Which of your characters has been the most challenging to write for?
It varies, depending a lot on how well I understand a character’s role in a particular scene. In an early draft of Flashpoint, a character named Ciro Dance tagged along with Taylor’s team for the entire book. Ciro was an entertaining character, but I continually felt hard-pressed to work him into scenes because he just wasn’t relevant. Ultimately, I decided that he would remain on Taylor’s homeworld when the rest of the team departed on their adventure. I think this was one of the best decisions I made while revising Flashpoint, because:
- It took Ciro out of scenes where he didn’t belong and had no role.
- It freed up space in the middle and end of the book for more important subplots.
- It allowed me to keep Ciro in the book, albeit with a smaller part to play.
- It means that, when we return to Taylor’s homeworld in later books, there will be another familiar face there, serving as a good callback.
- It’s a decision that’s more realistic for Ciro to make, considering his character.
After that shift, writing Ciro was easy. This is one of my favorite parts of writing: that a single, simple change can instantly resolve half a dozen seemingly disparate plot problems.
If you could have been the author of any book, which would you pick?
I’d really like to be the author of Pressure Point (the sequel to Flashpoint) because that would mean that Pressure Point was done!
Do you consider yourself a disciplined writer? Do you have a schedule that you stick to, or is it more in the moment?
As a part-time writer, my schedule is rarely mine to command. When I have a full day to myself, I try to dedicate a solid 8-hour workday (8:30 – 4:30) to core writing activities (plotting, writing, revising) while peripheral time goes to things like marketing and answering interview questions.
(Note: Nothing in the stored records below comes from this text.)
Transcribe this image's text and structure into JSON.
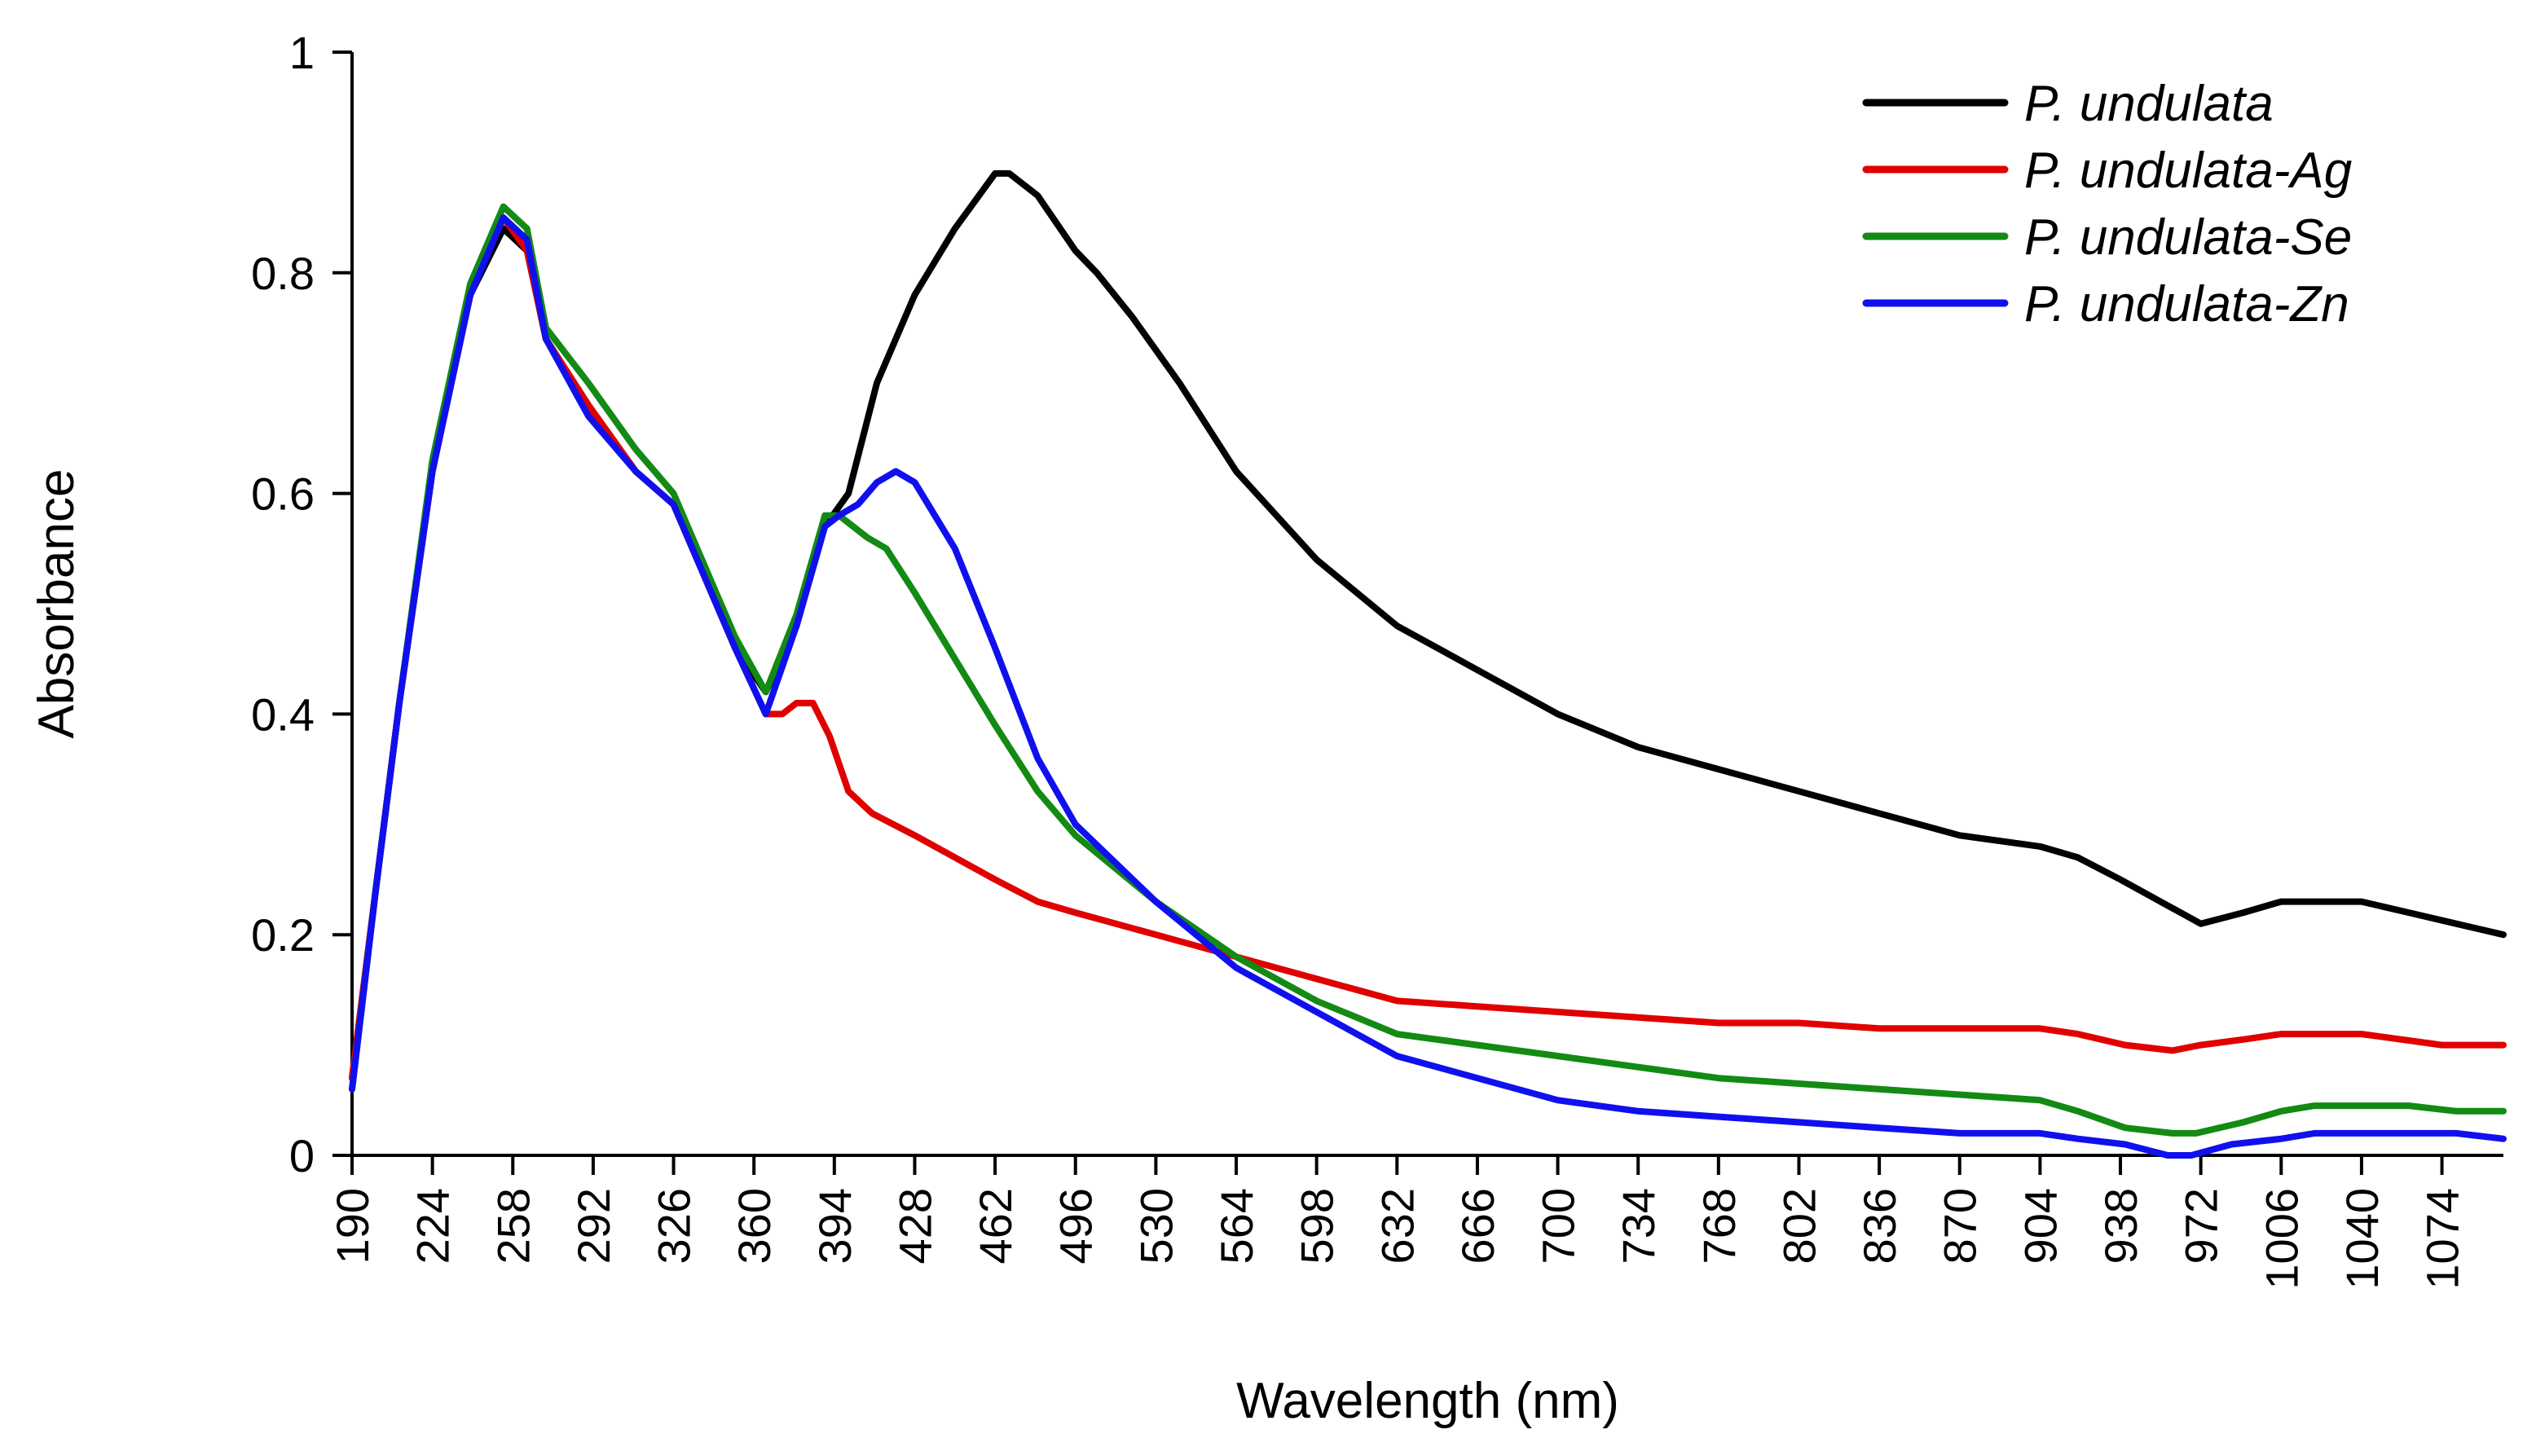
{
  "chart_data": {
    "type": "line",
    "title": "",
    "xlabel": "Wavelength (nm)",
    "ylabel": "Absorbance",
    "xlim": [
      190,
      1100
    ],
    "ylim": [
      0,
      1
    ],
    "grid": false,
    "legend_position": "top-right",
    "x_ticks": [
      "190",
      "224",
      "258",
      "292",
      "326",
      "360",
      "394",
      "428",
      "462",
      "496",
      "530",
      "564",
      "598",
      "632",
      "666",
      "700",
      "734",
      "768",
      "802",
      "836",
      "870",
      "904",
      "938",
      "972",
      "1006",
      "1040",
      "1074"
    ],
    "y_ticks": [
      "0",
      "0.2",
      "0.4",
      "0.6",
      "0.8",
      "1"
    ],
    "series": [
      {
        "name": "P. undulata",
        "color": "#000000",
        "x": [
          190,
          200,
          210,
          224,
          240,
          254,
          264,
          272,
          290,
          310,
          326,
          340,
          352,
          365,
          378,
          390,
          400,
          412,
          428,
          445,
          462,
          468,
          480,
          496,
          505,
          520,
          540,
          564,
          598,
          632,
          666,
          700,
          734,
          768,
          802,
          836,
          870,
          904,
          920,
          938,
          955,
          972,
          990,
          1006,
          1020,
          1040,
          1060,
          1080,
          1100
        ],
        "y": [
          0.07,
          0.24,
          0.41,
          0.62,
          0.78,
          0.84,
          0.82,
          0.74,
          0.68,
          0.62,
          0.59,
          0.52,
          0.46,
          0.42,
          0.48,
          0.57,
          0.6,
          0.7,
          0.78,
          0.84,
          0.89,
          0.89,
          0.87,
          0.82,
          0.8,
          0.76,
          0.7,
          0.62,
          0.54,
          0.48,
          0.44,
          0.4,
          0.37,
          0.35,
          0.33,
          0.31,
          0.29,
          0.28,
          0.27,
          0.25,
          0.23,
          0.21,
          0.22,
          0.23,
          0.23,
          0.23,
          0.22,
          0.21,
          0.2
        ]
      },
      {
        "name": "P. undulata-Ag",
        "color": "#e00000",
        "x": [
          190,
          200,
          210,
          224,
          240,
          254,
          264,
          272,
          290,
          310,
          326,
          340,
          352,
          365,
          372,
          378,
          385,
          392,
          400,
          410,
          428,
          445,
          462,
          480,
          496,
          530,
          564,
          598,
          632,
          666,
          700,
          734,
          768,
          802,
          836,
          870,
          904,
          920,
          940,
          960,
          972,
          990,
          1006,
          1040,
          1074,
          1100
        ],
        "y": [
          0.07,
          0.24,
          0.41,
          0.62,
          0.78,
          0.85,
          0.82,
          0.74,
          0.68,
          0.62,
          0.59,
          0.52,
          0.46,
          0.4,
          0.4,
          0.41,
          0.41,
          0.38,
          0.33,
          0.31,
          0.29,
          0.27,
          0.25,
          0.23,
          0.22,
          0.2,
          0.18,
          0.16,
          0.14,
          0.135,
          0.13,
          0.125,
          0.12,
          0.12,
          0.115,
          0.115,
          0.115,
          0.11,
          0.1,
          0.095,
          0.1,
          0.105,
          0.11,
          0.11,
          0.1,
          0.1
        ]
      },
      {
        "name": "P. undulata-Se",
        "color": "#138a13",
        "x": [
          190,
          200,
          210,
          224,
          240,
          254,
          264,
          272,
          290,
          310,
          326,
          340,
          352,
          365,
          378,
          390,
          396,
          402,
          408,
          416,
          428,
          445,
          462,
          480,
          496,
          530,
          564,
          598,
          632,
          666,
          700,
          734,
          768,
          802,
          836,
          870,
          904,
          920,
          940,
          960,
          970,
          990,
          1006,
          1020,
          1040,
          1060,
          1080,
          1100
        ],
        "y": [
          0.06,
          0.24,
          0.41,
          0.63,
          0.79,
          0.86,
          0.84,
          0.75,
          0.7,
          0.64,
          0.6,
          0.53,
          0.47,
          0.42,
          0.49,
          0.58,
          0.58,
          0.57,
          0.56,
          0.55,
          0.51,
          0.45,
          0.39,
          0.33,
          0.29,
          0.23,
          0.18,
          0.14,
          0.11,
          0.1,
          0.09,
          0.08,
          0.07,
          0.065,
          0.06,
          0.055,
          0.05,
          0.04,
          0.025,
          0.02,
          0.02,
          0.03,
          0.04,
          0.045,
          0.045,
          0.045,
          0.04,
          0.04
        ]
      },
      {
        "name": "P. undulata-Zn",
        "color": "#1010ee",
        "x": [
          190,
          200,
          210,
          224,
          240,
          254,
          264,
          272,
          290,
          310,
          326,
          340,
          352,
          365,
          378,
          390,
          396,
          404,
          412,
          420,
          428,
          445,
          462,
          480,
          496,
          530,
          564,
          598,
          632,
          666,
          700,
          734,
          768,
          802,
          836,
          870,
          904,
          920,
          940,
          958,
          968,
          985,
          1006,
          1020,
          1040,
          1060,
          1080,
          1100
        ],
        "y": [
          0.06,
          0.24,
          0.41,
          0.62,
          0.78,
          0.85,
          0.83,
          0.74,
          0.67,
          0.62,
          0.59,
          0.52,
          0.46,
          0.4,
          0.48,
          0.57,
          0.58,
          0.59,
          0.61,
          0.62,
          0.61,
          0.55,
          0.46,
          0.36,
          0.3,
          0.23,
          0.17,
          0.13,
          0.09,
          0.07,
          0.05,
          0.04,
          0.035,
          0.03,
          0.025,
          0.02,
          0.02,
          0.015,
          0.01,
          0.0,
          0.0,
          0.01,
          0.015,
          0.02,
          0.02,
          0.02,
          0.02,
          0.015
        ]
      }
    ]
  }
}
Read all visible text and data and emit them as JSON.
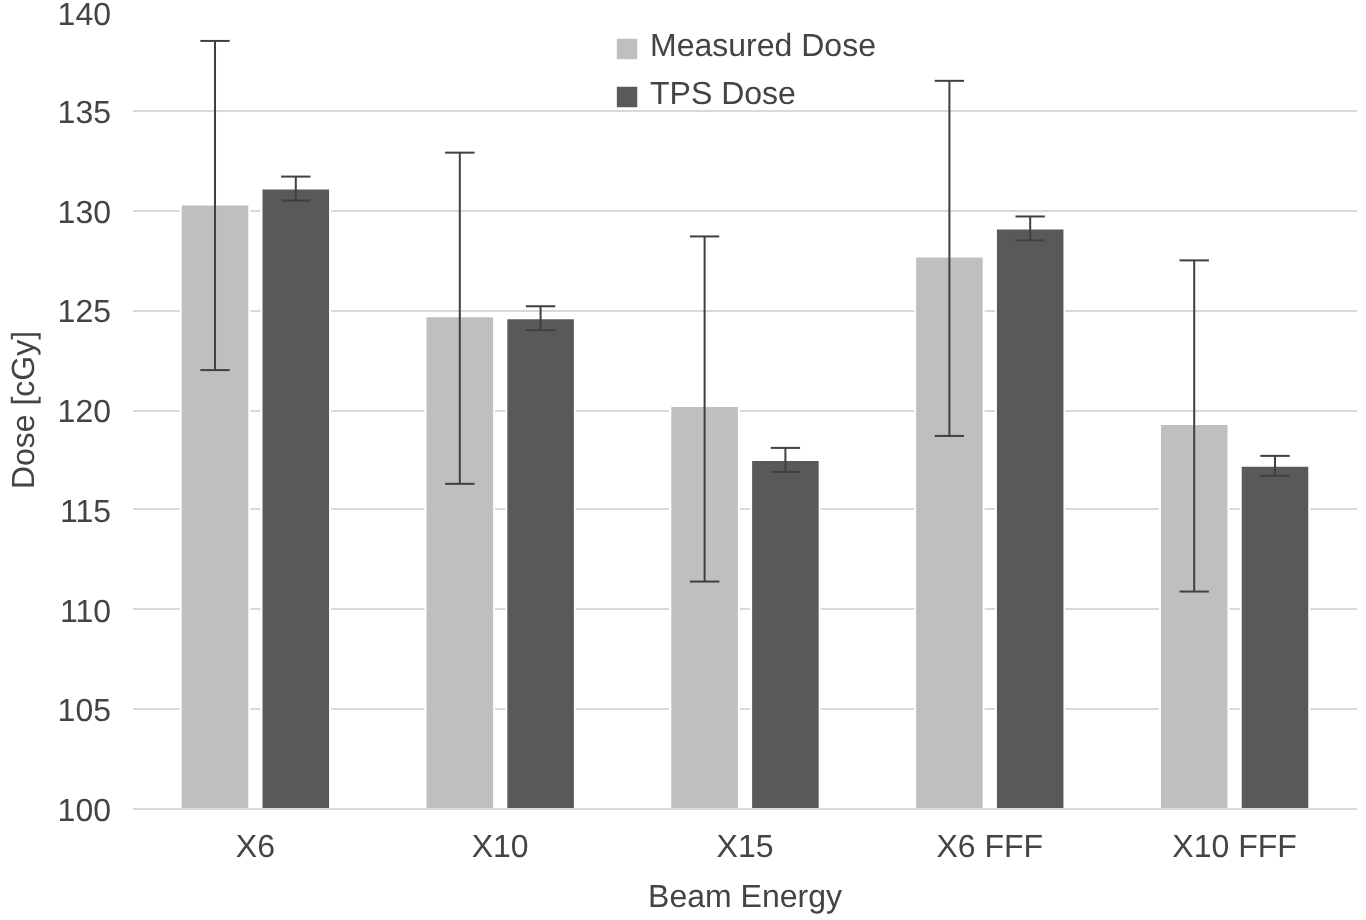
{
  "chart_data": {
    "type": "bar",
    "xlabel": "Beam Energy",
    "ylabel": "Dose [cGy]",
    "categories": [
      "X6",
      "X10",
      "X15",
      "X6 FFF",
      "X10 FFF"
    ],
    "series": [
      {
        "name": "Measured Dose",
        "color": "#bfbfbf",
        "values": [
          130.3,
          124.7,
          120.2,
          127.7,
          119.3
        ],
        "errors": [
          [
            122.0,
            138.5
          ],
          [
            116.3,
            132.9
          ],
          [
            111.4,
            128.7
          ],
          [
            118.7,
            136.5
          ],
          [
            110.9,
            127.5
          ]
        ]
      },
      {
        "name": "TPS Dose",
        "color": "#595959",
        "values": [
          131.1,
          124.6,
          117.5,
          129.1,
          117.2
        ],
        "errors": [
          [
            130.5,
            131.7
          ],
          [
            124.0,
            125.2
          ],
          [
            116.9,
            118.1
          ],
          [
            128.5,
            129.7
          ],
          [
            116.7,
            117.7
          ]
        ]
      }
    ],
    "ylim": [
      100,
      140
    ],
    "yticks": [
      100,
      105,
      110,
      115,
      120,
      125,
      130,
      135,
      140
    ],
    "grid": "y",
    "legend": "top"
  }
}
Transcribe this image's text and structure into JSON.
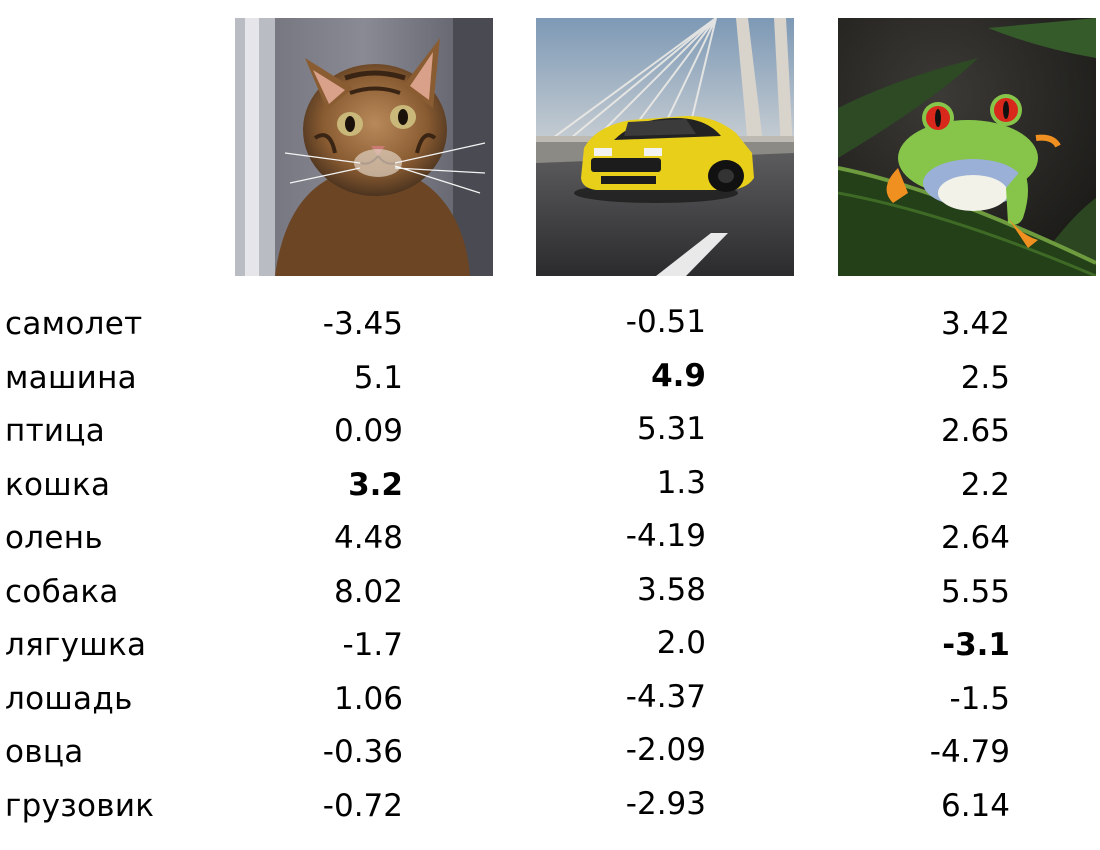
{
  "images": [
    {
      "name": "cat-photo",
      "description_icon": "cat-image"
    },
    {
      "name": "car-photo",
      "description_icon": "car-image"
    },
    {
      "name": "frog-photo",
      "description_icon": "frog-image"
    }
  ],
  "table": {
    "rows": [
      {
        "label": "самолет",
        "values": [
          "-3.45",
          "-0.51",
          "3.42"
        ]
      },
      {
        "label": "машина",
        "values": [
          "5.1",
          "4.9",
          "2.5"
        ]
      },
      {
        "label": "птица",
        "values": [
          "0.09",
          "5.31",
          "2.65"
        ]
      },
      {
        "label": "кошка",
        "values": [
          "3.2",
          "1.3",
          "2.2"
        ]
      },
      {
        "label": "олень",
        "values": [
          "4.48",
          "-4.19",
          "2.64"
        ]
      },
      {
        "label": "собака",
        "values": [
          "8.02",
          "3.58",
          "5.55"
        ]
      },
      {
        "label": "лягушка",
        "values": [
          "-1.7",
          "2.0",
          "-3.1"
        ]
      },
      {
        "label": "лошадь",
        "values": [
          "1.06",
          "-4.37",
          "-1.5"
        ]
      },
      {
        "label": "овца",
        "values": [
          "-0.36",
          "-2.09",
          "-4.79"
        ]
      },
      {
        "label": "грузовик",
        "values": [
          "-0.72",
          "-2.93",
          "6.14"
        ]
      }
    ],
    "bold_cells": [
      {
        "row": 3,
        "col": 0
      },
      {
        "row": 1,
        "col": 1
      },
      {
        "row": 6,
        "col": 2
      }
    ]
  }
}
Alas, this doesn’t work out as often as I would like it to.
What did you have the most fun with when writing Flashpoint?
The crossover scenes in Flashpoint—where one plotline affects the other—are not just good for increasing tension, they’re also very fun to write. Readers are used to hearing about a point-of-view character from that character’s own perspective, so to be able to describe my two protagonists in each other’s eyes—what Cherran’s impression of Taylor is, and vice-versa—is a unique experience created by my dual-POV structure.
Do you have a set of rules for your world? Is there a process you go through that helps define these?
Not only do I have a set of rules, I have a full-sized Story Bible on Evernote, which currently consists of over one hundred different notes organized into eight notebooks, ranging from “Governmental Bodies” (7 notes) to “Weapons & Technologies” (21 notes). Every idea that I have for the Drive Maker Universe ends up as a bullet point in one of my “plotting” notes—if I decide to use it, and it’s an important part of the world, I’ll eventually give it its own note.
What are you working on right now?
As I alluded to above, I’m working on Pressure Point—the second book of the trilogy that begins with Flashpoint. It’s shaping up to be significantly longer than Flashpoint, but I’m hoping to publish it sometime this coming January.